The group also stated that it supports “a market-based emissions reduction strategy that includes a price on carbon where it is environmentally and economically effective and administratively feasible, but it does not endorse any specific market-based mechanism.”
A carbon-pricing strategy is widely supported by experts, investors, policymakers, civil society groups, and others, according to the Union of Concerned Scientists. “Carbon pricing programs are already in use in many states and countries, including in California, the nine Northeast states that belong to the Regional Greenhouse Gas Initiative, and Europe.”
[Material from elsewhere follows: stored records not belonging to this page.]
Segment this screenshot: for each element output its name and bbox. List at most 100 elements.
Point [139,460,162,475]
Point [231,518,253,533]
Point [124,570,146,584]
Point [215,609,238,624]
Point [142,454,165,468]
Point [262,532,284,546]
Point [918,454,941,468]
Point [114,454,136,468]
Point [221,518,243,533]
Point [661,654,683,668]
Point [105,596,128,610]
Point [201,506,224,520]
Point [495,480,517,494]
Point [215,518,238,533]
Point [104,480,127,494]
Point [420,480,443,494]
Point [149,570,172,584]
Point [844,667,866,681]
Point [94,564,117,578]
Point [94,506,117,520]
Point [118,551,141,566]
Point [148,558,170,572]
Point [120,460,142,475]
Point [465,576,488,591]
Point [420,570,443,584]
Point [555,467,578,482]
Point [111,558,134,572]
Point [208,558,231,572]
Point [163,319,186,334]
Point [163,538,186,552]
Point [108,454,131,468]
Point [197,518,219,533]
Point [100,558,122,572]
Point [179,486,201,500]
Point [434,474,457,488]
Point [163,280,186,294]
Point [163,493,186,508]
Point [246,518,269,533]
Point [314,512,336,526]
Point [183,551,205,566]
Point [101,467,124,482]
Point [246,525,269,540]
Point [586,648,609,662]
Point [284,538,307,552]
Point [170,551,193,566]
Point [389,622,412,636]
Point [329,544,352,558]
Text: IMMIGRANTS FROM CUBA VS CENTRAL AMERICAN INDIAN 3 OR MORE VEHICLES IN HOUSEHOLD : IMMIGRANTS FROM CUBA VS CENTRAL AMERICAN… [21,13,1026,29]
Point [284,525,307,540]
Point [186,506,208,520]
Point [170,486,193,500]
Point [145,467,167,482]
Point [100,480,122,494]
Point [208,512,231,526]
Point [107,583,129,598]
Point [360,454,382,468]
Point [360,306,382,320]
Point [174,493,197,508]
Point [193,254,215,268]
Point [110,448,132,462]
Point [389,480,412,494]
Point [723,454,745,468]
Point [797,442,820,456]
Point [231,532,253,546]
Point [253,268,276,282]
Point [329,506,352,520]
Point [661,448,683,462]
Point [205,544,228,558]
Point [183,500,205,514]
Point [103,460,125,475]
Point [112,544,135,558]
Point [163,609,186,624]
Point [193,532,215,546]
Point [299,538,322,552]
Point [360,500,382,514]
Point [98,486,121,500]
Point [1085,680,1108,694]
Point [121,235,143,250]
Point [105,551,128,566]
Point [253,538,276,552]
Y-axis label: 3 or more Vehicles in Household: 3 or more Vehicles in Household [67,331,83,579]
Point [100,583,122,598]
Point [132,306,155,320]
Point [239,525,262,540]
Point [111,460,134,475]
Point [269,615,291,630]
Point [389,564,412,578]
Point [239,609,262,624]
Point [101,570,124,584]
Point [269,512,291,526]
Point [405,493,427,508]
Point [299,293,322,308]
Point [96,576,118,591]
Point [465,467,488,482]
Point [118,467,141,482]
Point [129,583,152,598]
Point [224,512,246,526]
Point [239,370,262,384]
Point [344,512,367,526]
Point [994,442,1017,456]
With a price tag on carbon emissions, it becomes a pay-as-you-play scenario, which would incentivize companies “to reduce GHG emissions and mitigate climate change, including through the development and deployment of breakthrough technologies.”
In BRT’s press release about its September 16, 2020, climate change publication, the group wrote, “To combat the worst impacts of climate change, Business Roundtable CEOs are calling on businesses and governments around the world to work together to limit global temperature rise this century to well below 2 degrees Celsius above pre-industrial levels, consistent with the goals of the Paris Agreement.”
The guide signifies a shift of business mind-set from resisting change to taking a stance for action.
In addition to being opposed to the Trump administration’s policies regarding the Paris Accord, the group also protested the ever-changing regulatory climate.
The “existing patchwork of federal and state regulations, tax incentives, subsidies and other policies is inefficient and has negatively affected the long-term investment strategies of many U.S. companies by creating regulatory uncertainty. The existing fragmented policy approach is insufficient to meet the challenges posed by climate change. It is time for a new approach.”
Environmental groups have praised BRT’s actions.
“CEOs from leading corporations are making it clear that we have no time to waste when it comes to enacting policies to deal with the present and growing threat of climate change,” wrote the World Resources Institute.
BRT members include the CEOs of major utility companies such as AEP, Duke Energy, and Phillips 66. Other energy industry members include BP, Chevron, ConocoPhillips, ExxonMobil, and NRG Energy.
Other key members include Amazon, Boeing, Caterpillar, Cummins, Dupont, GE, General Motors, International Paper, Johnson & Johnson, Lockheed Martin, Proctor & Gamble, Raytheon, United Airlines, UPS, Union Pacific, Walmart, and Walgreens, among others.
Together, the BRT member companies have more than 15 million employees and more than $7.5 trillion in revenues.